At first, I was only going to apply to convince Caleb to apply to the program that Professor Jackson runs. Instead, that lightbulb came on, and I realized that I need to stop thinking about what I need to do for everyone else—Mom and Dad, the business, even Gramps. I get one life—just one, and even if I live to be a hundred, it’s not that long, is it?
If I start out my life by not following my heart, where will that lead me? I want to be a journalist. For real. That’s the path I choose.
Mo runs into the room, which means that Caleb has returned and he’s somewhere in the house. I have no idea what I’
ll say to him when I see him, or how I will act. Maybe just accept the cupcake apology he gave me last night. I’m tired of being frenemies with Caleb. Things got heated here, and I let myself get in too deep, but that was my own decision, and my own fault. I can go home on Sunday and carry on with my life. I’ve survived without him these last eight or so years. I’ll be fine again without him in my orbit.
It may just take a little time.
When I head out to the living room, I see my dad and Caleb’s dad, greet them quickly, and catch a glimpse through the blinds of Gramps sitting out on the deck. When I open the front door, he sees me and hits me with his smile.
Sitting across from his wheelchair on the picnic table is Caleb. While I was sleeping, he apparently went out and got a haircut, and my body immediately reacts to his clean-cut self. I’m hot all over and want nothing more than to kiss him, but we don’t do that anymore. We will never do that again. Instead, I run to Gramps and throw my arms around his neck. He chuckles and pats my arm with a shaky hand.
“Why didn’t you tell me you were coming?” I sit on the bench beside him and take his hand.
“I c-an’t surprise my girl?” he asks. It takes him time to say it, but I don’t care. For a person with zero patience, I would wait an eternity to hear what Gramps has to say.
“Of course you can! I’m so happy you came!”
“G-ood. Ca-leb was just telling me about all the fun you’ve been having.”
That shuts me up.
“Oh?” I bend down and pretend to brush something off of Gramps’s wheelchair until the major blush that is spreading up my neck goes away. “Yeah, it’s been all right. Typical beach house stuff.”

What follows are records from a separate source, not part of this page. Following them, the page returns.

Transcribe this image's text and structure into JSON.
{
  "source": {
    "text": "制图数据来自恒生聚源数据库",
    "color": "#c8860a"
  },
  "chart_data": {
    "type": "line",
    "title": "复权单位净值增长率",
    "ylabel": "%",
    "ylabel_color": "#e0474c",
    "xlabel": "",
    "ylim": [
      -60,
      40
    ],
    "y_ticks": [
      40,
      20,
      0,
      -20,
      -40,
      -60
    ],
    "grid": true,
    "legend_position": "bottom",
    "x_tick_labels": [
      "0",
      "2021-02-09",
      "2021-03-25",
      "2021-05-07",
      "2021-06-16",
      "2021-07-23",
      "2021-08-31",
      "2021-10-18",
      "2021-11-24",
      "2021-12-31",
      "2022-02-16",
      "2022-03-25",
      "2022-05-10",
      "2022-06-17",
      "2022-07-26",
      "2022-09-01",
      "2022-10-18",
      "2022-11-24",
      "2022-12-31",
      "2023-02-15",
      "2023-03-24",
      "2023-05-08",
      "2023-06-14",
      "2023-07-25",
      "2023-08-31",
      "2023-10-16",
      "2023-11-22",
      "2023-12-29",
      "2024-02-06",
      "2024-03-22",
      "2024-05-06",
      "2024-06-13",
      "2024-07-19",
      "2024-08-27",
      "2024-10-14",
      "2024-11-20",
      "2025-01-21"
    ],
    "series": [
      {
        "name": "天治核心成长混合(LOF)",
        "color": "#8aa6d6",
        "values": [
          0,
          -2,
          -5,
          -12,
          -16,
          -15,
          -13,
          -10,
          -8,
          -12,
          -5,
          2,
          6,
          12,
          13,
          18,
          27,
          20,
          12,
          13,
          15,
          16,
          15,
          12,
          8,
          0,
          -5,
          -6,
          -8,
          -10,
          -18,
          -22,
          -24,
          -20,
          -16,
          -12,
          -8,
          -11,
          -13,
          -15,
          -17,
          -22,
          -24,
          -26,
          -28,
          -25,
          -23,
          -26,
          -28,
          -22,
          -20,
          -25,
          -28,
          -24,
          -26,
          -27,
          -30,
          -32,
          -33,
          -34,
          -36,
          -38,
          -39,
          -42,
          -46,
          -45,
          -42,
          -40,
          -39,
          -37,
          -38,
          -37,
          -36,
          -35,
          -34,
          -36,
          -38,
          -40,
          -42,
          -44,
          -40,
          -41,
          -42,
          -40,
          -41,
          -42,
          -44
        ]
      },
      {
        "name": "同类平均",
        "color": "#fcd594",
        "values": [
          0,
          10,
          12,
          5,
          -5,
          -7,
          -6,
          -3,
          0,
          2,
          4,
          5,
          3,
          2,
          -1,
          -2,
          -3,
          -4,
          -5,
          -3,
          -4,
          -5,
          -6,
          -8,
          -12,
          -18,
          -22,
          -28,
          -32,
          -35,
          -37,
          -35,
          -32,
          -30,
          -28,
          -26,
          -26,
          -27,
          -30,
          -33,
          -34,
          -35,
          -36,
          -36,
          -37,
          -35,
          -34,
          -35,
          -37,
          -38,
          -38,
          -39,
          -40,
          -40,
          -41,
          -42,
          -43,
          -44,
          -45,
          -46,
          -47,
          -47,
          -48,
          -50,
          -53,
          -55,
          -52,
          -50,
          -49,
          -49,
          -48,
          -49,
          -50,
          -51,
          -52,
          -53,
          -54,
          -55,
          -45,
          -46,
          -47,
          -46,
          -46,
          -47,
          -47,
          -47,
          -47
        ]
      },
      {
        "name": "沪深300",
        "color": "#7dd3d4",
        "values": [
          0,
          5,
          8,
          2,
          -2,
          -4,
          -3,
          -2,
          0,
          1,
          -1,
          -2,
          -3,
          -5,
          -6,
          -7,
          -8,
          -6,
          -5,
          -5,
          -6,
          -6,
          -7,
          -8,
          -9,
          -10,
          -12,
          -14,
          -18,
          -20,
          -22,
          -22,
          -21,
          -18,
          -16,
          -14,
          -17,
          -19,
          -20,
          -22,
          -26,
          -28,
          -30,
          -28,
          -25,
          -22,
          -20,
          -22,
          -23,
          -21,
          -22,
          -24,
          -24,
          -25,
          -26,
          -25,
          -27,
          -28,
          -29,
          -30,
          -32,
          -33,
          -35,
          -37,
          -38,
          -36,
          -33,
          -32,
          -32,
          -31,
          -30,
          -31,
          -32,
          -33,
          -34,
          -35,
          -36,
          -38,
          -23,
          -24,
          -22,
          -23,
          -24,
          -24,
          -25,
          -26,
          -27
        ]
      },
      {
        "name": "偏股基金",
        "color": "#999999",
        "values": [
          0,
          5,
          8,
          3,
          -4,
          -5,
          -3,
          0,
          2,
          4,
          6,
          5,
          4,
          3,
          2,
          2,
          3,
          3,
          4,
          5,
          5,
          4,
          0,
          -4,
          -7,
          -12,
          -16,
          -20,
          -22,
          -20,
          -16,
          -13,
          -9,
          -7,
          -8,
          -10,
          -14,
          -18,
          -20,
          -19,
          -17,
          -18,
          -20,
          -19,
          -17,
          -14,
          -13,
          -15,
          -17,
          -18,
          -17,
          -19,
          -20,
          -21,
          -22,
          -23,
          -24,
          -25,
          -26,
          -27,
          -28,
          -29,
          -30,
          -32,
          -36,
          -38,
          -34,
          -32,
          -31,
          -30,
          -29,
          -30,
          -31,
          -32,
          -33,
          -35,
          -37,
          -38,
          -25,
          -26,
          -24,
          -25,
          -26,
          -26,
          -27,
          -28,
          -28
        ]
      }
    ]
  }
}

Gramps’s head jerks as he turns to Caleb. “Sounds like a good time to me.”
I take advantage of Gramps’s averted eyes and glare at Caleb. What the hell has he been telling my grandfather?
“Yeah, nothing special,” I say and change the subject as Aunt Jenny comes out to the deck.
“Wow, it’s already so hot,” she says, putting a hand up to her eyes to look out to the water. “And the food is ready.” She smiles. “Jack, you hungry?” she asks Gramps, who nods and grins. “How about you, mister?” She runs a hand lovingly over Caleb’s newly short hair. “By the way,” she says to him. “I ordered some sheets for your dorm room. We’re so behind on all that stuff. You’re moving in in a week!”